Directory damage can also be caused by abrupt loss of power to the drive, or a bad data cable or other hardware-related issues. I don't use DW these days but I periodically run Disk Utility's disk checks on all my drives since directory problems tend to get worse as more & more file segments are overwritten.

Anecdotally, DW finds directory errors that are not report by Disk Utility. How important are these errors....?

It isn't so much directory errors as less than optimal directory B-tree structures in HFS or HFS+ volumes, especially noncontiguous (fragmented) allocation, catalog, extents overflow, or attribute files. (See the "Broad Structure" section of Technical Note TN1150 for more about HFS+ structures.)

Alsoft claims that an optimized directory is both faster & more reliable than an un-optimized one. That was probably quite true in the OS 9 days (slower drives & CPU's, no journalling, etc.) but I suspect it is not that important now. Still, if you are looking for the most reliable HD storage, it might be worth periodically running DW.

Sorry, one other (maybe obvious) comment relevant to SpinRite's data recovery abilities I forgot to add to my previous post:

Any utility that attempts data recovery by repeatedly reading a sector should be used with care. If the sector has become so unreliable that the drive can't recover the data without help, chances are that section of the platter has been damaged, for instance because some of its magnetic particles have flaked off due to age, thermal fatigue, mechanical shock, or a manufacturing defect.

At the microscopic flying height of a drive's head, even a tiny speck of dust is like a boulder in the road, & wherever it gets lodged between head & platter it is likely to gouge the surface, causing more particles to be dislodged in what becomes a cascading, run away failure mode all over the drive.

So it is always a good idea to get what data you can off the drive with the 'gentlest' possible methods before trying to recover anything else with something more stressful.

For the same reason, it probably isn't worth trying to return the drive to service after using SpinRite type more intensive recovery techniques.

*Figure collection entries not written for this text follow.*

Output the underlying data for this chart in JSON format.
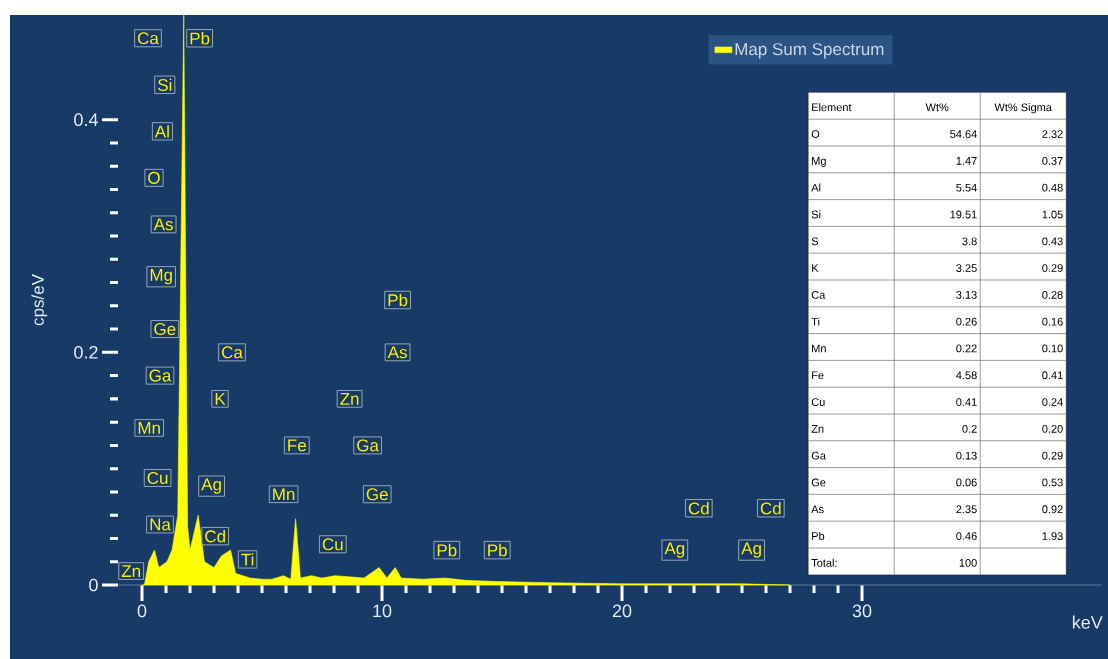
{
  "chart_data": {
    "type": "area",
    "xlabel": "keV",
    "ylabel": "cps/eV",
    "x": [
      0,
      0.1,
      0.28,
      0.52,
      0.7,
      1.04,
      1.25,
      1.49,
      1.74,
      1.9,
      2.0,
      2.34,
      2.6,
      3.0,
      3.31,
      3.69,
      3.9,
      4.2,
      4.51,
      5.0,
      5.41,
      5.9,
      6.2,
      6.4,
      6.6,
      7.06,
      7.5,
      8.04,
      8.63,
      9.25,
      9.88,
      10.2,
      10.55,
      10.8,
      11.7,
      12.6,
      13.5,
      14.8,
      17,
      20,
      22,
      25,
      27
    ],
    "series": [
      {
        "name": "Map Sum Spectrum",
        "color": "#ffff00",
        "values": [
          0,
          0,
          0.02,
          0.03,
          0.015,
          0.02,
          0.03,
          0.06,
          0.49,
          0.05,
          0.03,
          0.06,
          0.02,
          0.015,
          0.025,
          0.03,
          0.01,
          0.008,
          0.006,
          0.005,
          0.005,
          0.008,
          0.005,
          0.057,
          0.006,
          0.008,
          0.006,
          0.008,
          0.007,
          0.006,
          0.015,
          0.006,
          0.015,
          0.006,
          0.005,
          0.006,
          0.004,
          0.003,
          0.002,
          0.001,
          0.001,
          0.001,
          0
        ]
      }
    ],
    "xlim": [
      -1,
      40
    ],
    "ylim": [
      0,
      0.49
    ],
    "xticks": [
      0,
      10,
      20,
      30
    ],
    "yticks": [
      0,
      0.2,
      0.4
    ],
    "legend": "top right",
    "annotations": [
      {
        "text": "Ca",
        "x": 0.25,
        "y": 0.47
      },
      {
        "text": "Pb",
        "x": 2.4,
        "y": 0.47
      },
      {
        "text": "Si",
        "x": 0.95,
        "y": 0.43
      },
      {
        "text": "Al",
        "x": 0.85,
        "y": 0.39
      },
      {
        "text": "O",
        "x": 0.5,
        "y": 0.35
      },
      {
        "text": "As",
        "x": 0.9,
        "y": 0.31
      },
      {
        "text": "Mg",
        "x": 0.8,
        "y": 0.265
      },
      {
        "text": "Ge",
        "x": 0.95,
        "y": 0.22
      },
      {
        "text": "Ga",
        "x": 0.75,
        "y": 0.18
      },
      {
        "text": "Mn",
        "x": 0.3,
        "y": 0.135
      },
      {
        "text": "Cu",
        "x": 0.65,
        "y": 0.092
      },
      {
        "text": "Na",
        "x": 0.75,
        "y": 0.052
      },
      {
        "text": "Zn",
        "x": -0.45,
        "y": 0.012
      },
      {
        "text": "Ca",
        "x": 3.75,
        "y": 0.2
      },
      {
        "text": "K",
        "x": 3.25,
        "y": 0.16
      },
      {
        "text": "Ag",
        "x": 2.9,
        "y": 0.085
      },
      {
        "text": "Cd",
        "x": 3.05,
        "y": 0.042
      },
      {
        "text": "Ti",
        "x": 4.4,
        "y": 0.022
      },
      {
        "text": "Fe",
        "x": 6.45,
        "y": 0.12
      },
      {
        "text": "Mn",
        "x": 5.9,
        "y": 0.078
      },
      {
        "text": "Zn",
        "x": 8.65,
        "y": 0.16
      },
      {
        "text": "Ga",
        "x": 9.4,
        "y": 0.12
      },
      {
        "text": "Ge",
        "x": 9.8,
        "y": 0.078
      },
      {
        "text": "Cu",
        "x": 7.95,
        "y": 0.035
      },
      {
        "text": "Pb",
        "x": 10.65,
        "y": 0.245
      },
      {
        "text": "As",
        "x": 10.65,
        "y": 0.2
      },
      {
        "text": "Pb",
        "x": 12.7,
        "y": 0.03
      },
      {
        "text": "Pb",
        "x": 14.8,
        "y": 0.03
      },
      {
        "text": "Ag",
        "x": 22.2,
        "y": 0.03
      },
      {
        "text": "Cd",
        "x": 23.2,
        "y": 0.066
      },
      {
        "text": "Ag",
        "x": 25.4,
        "y": 0.03
      },
      {
        "text": "Cd",
        "x": 26.2,
        "y": 0.066
      },
      "Element",
      "Wt%",
      "Wt% Sigma",
      "O",
      "54.64",
      "2.32",
      "Mg",
      "1.47",
      "0.37",
      "Al",
      "5.54",
      "0.48",
      "Si",
      "19.51",
      "1.05",
      "S",
      "3.8",
      "0.43",
      "K",
      "3.25",
      "0.29",
      "Ca",
      "3.13",
      "0.28",
      "Ti",
      "0.26",
      "0.16",
      "Mn",
      "0.22",
      "0.10",
      "Fe",
      "4.58",
      "0.41",
      "Cu",
      "0.41",
      "0.24",
      "Zn",
      "0.2",
      "0.20",
      "Ga",
      "0.13",
      "0.29",
      "Ge",
      "0.06",
      "0.53",
      "As",
      "2.35",
      "0.92",
      "Pb",
      "0.46",
      "1.93",
      "Total:",
      "100"
    ]
  }
}
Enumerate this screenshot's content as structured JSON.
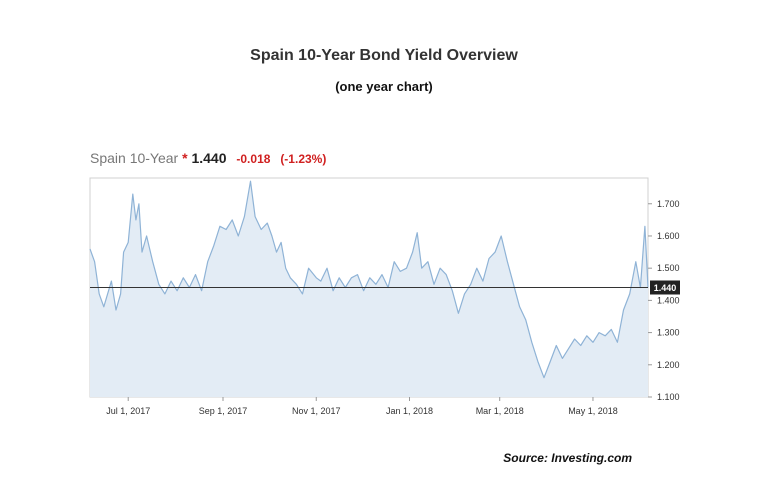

Actually I would not rely on zero all from Disk Utility, nor does MicroMat. When I have had bad sectors, zero with DU did not. 7-way is more reliable and what Micromat recommended, but still not perfect.

You are better off with the manufacturer's own disk utility to do long format / zero / extended test and restore a drive.

There really isn't any such thing as a "long format" (if by that you mean a low level format) for modern drives using embedded servo technology.

The drive's heads are not capable of writing the servo tracks that supply the servo signals to position the head in the track with the required precision. For this reason, the drives hardware will not allow writing in this area. If it did, the drive would be rendered useless.